Congress shall make no law abridging or prohibiting the press. The term "the press" is a euphemism for publication devices.
So any attempt to stop or make illegal the showing of trailers on a website cannot be done by Congress, which means no law or prohibition thereof such activity. This means Net Neutrality. This means the Government is acting illegally as in the case of "The Miller Test".
Posted by: Brain Lutz | January 18, 2010 at 02:27 PM
sometimes porn is better chilled!
Seriously, though, isn't this supposed to be a government of limited powers?
Posted by: Marty | January 08, 2010 at 08:03 PM
if you have a right to own obscene materials, it necessarily follows that someone else has a right to manufacture and market them
Posted by: Frank Tilley | December 23, 2009 at 12:38 PM
John you are so wrong.The way the Bush Administration got us into the Iraq war is totally obscene.Those government officials that orquestrated this massacre of american in a war totally unneeded and arbitrary should be prosecuted.We do it to other Head of States that we do not like and commit the same things but not to our own.It is also obscene.Obscenity is not only carnal things but a lot of other activities.The carnal ones should not be regulated other that what is in regard to children.Consenting adults should be left to own pornografy since the latter is in the eyes of the beholder.For some Michelangelo David is obscene.Is it to you?.
Posted by: Oscar in Miami Beach | December 23, 2009 at 03:44 AM
Matthew: what does that have to do with obscenity law? You're a fool.
Posted by: John | December 22, 2009 at 08:46 PM
Seriously torture is now legal, but they will try to stop porn like drugs?
Posted by: Jeff | December 22, 2009 at 07:56 PM
And good luck convincing anybody that adult entertainment can even BE "chilled."

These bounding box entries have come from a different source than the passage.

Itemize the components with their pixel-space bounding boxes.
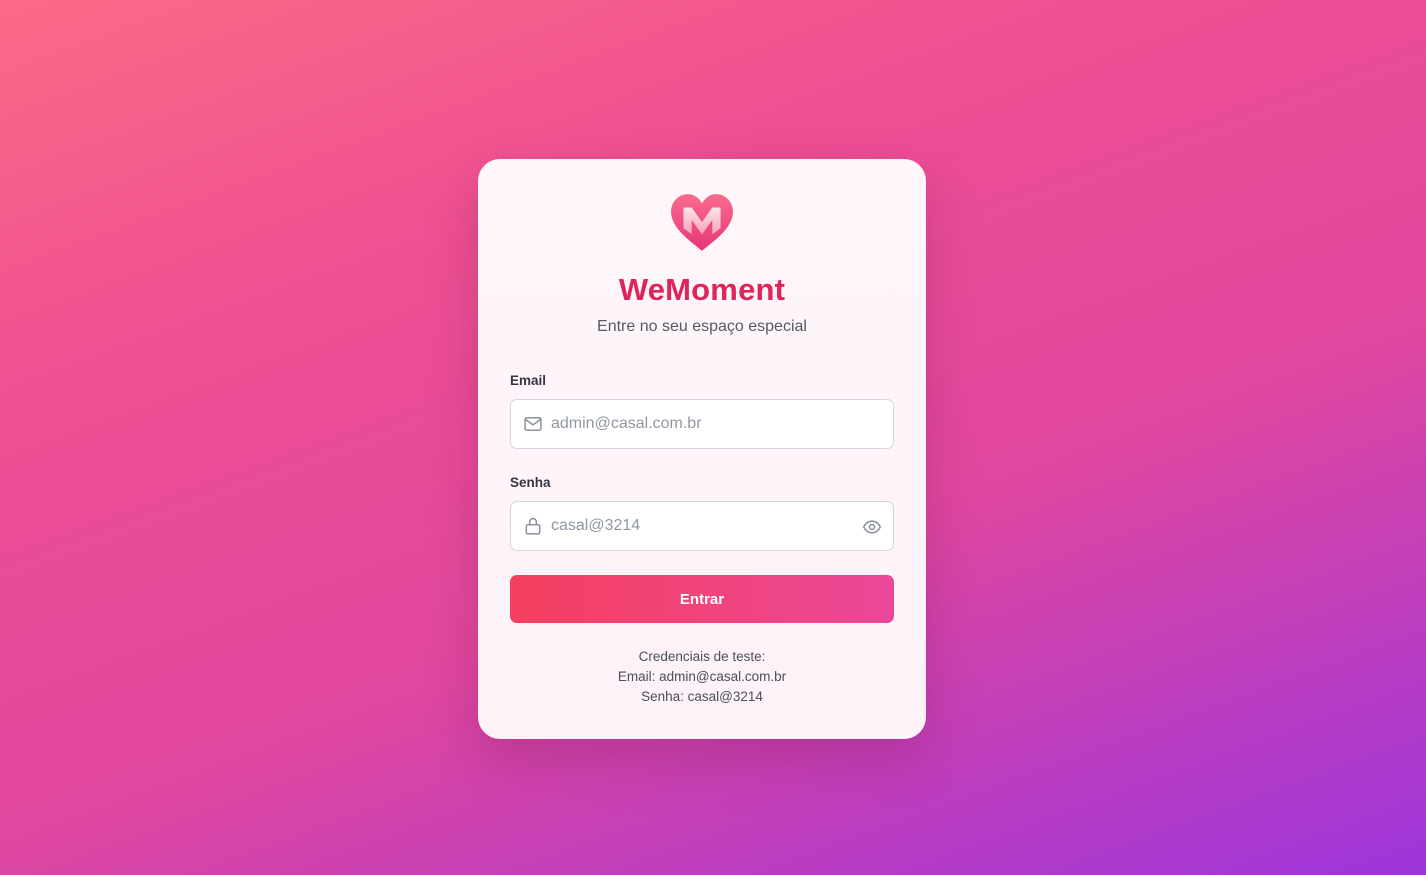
eye-icon[interactable] bbox=[862, 517, 882, 537]
password-input[interactable] bbox=[551, 502, 851, 550]
login-card: WeMoment Entre no seu espaço especial Em… bbox=[478, 159, 926, 739]
app-subtitle: Entre no seu espaço especial bbox=[597, 318, 807, 335]
test-credentials-email: Email: admin@casal.com.br bbox=[617, 669, 787, 684]
password-field[interactable] bbox=[510, 501, 894, 551]
password-label: Senha bbox=[510, 475, 551, 490]
login-button[interactable]: Entrar bbox=[510, 575, 894, 623]
email-label: Email bbox=[510, 373, 547, 388]
lock-icon bbox=[525, 517, 541, 535]
app-title: WeMoment bbox=[618, 272, 786, 307]
mail-icon bbox=[524, 417, 542, 431]
test-credentials-heading: Credenciais de teste: bbox=[638, 649, 766, 664]
heart-m-logo bbox=[671, 194, 733, 251]
test-credentials-password: Senha: casal@3214 bbox=[641, 689, 763, 704]
email-field[interactable] bbox=[510, 399, 894, 449]
email-input[interactable] bbox=[551, 400, 851, 448]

Posted by: Arthur Brown | December 22, 2009 at 07:40 PM
Judge Leon seems pretty right to me... There is something inherently different between Lawrence's liberty interest in sexual "privacy" and the supposed right to "publish" sexual material.
Posted by: Arthur Brown | December 22, 2009 at 07:39 PM
The entire obscenity doctrine is hopelessly flawed. What is the compelling governmental interest in criminalizing sexual speech between consenting adults?
Moreover how do the statutes provide any guideance to internet speakers as to what a local jury may determine it's "community standards" to be?
Posted by: KJ | December 22, 2009 at 06:09 PM
But God forbid we should prosecute the war criminals from the previous administration.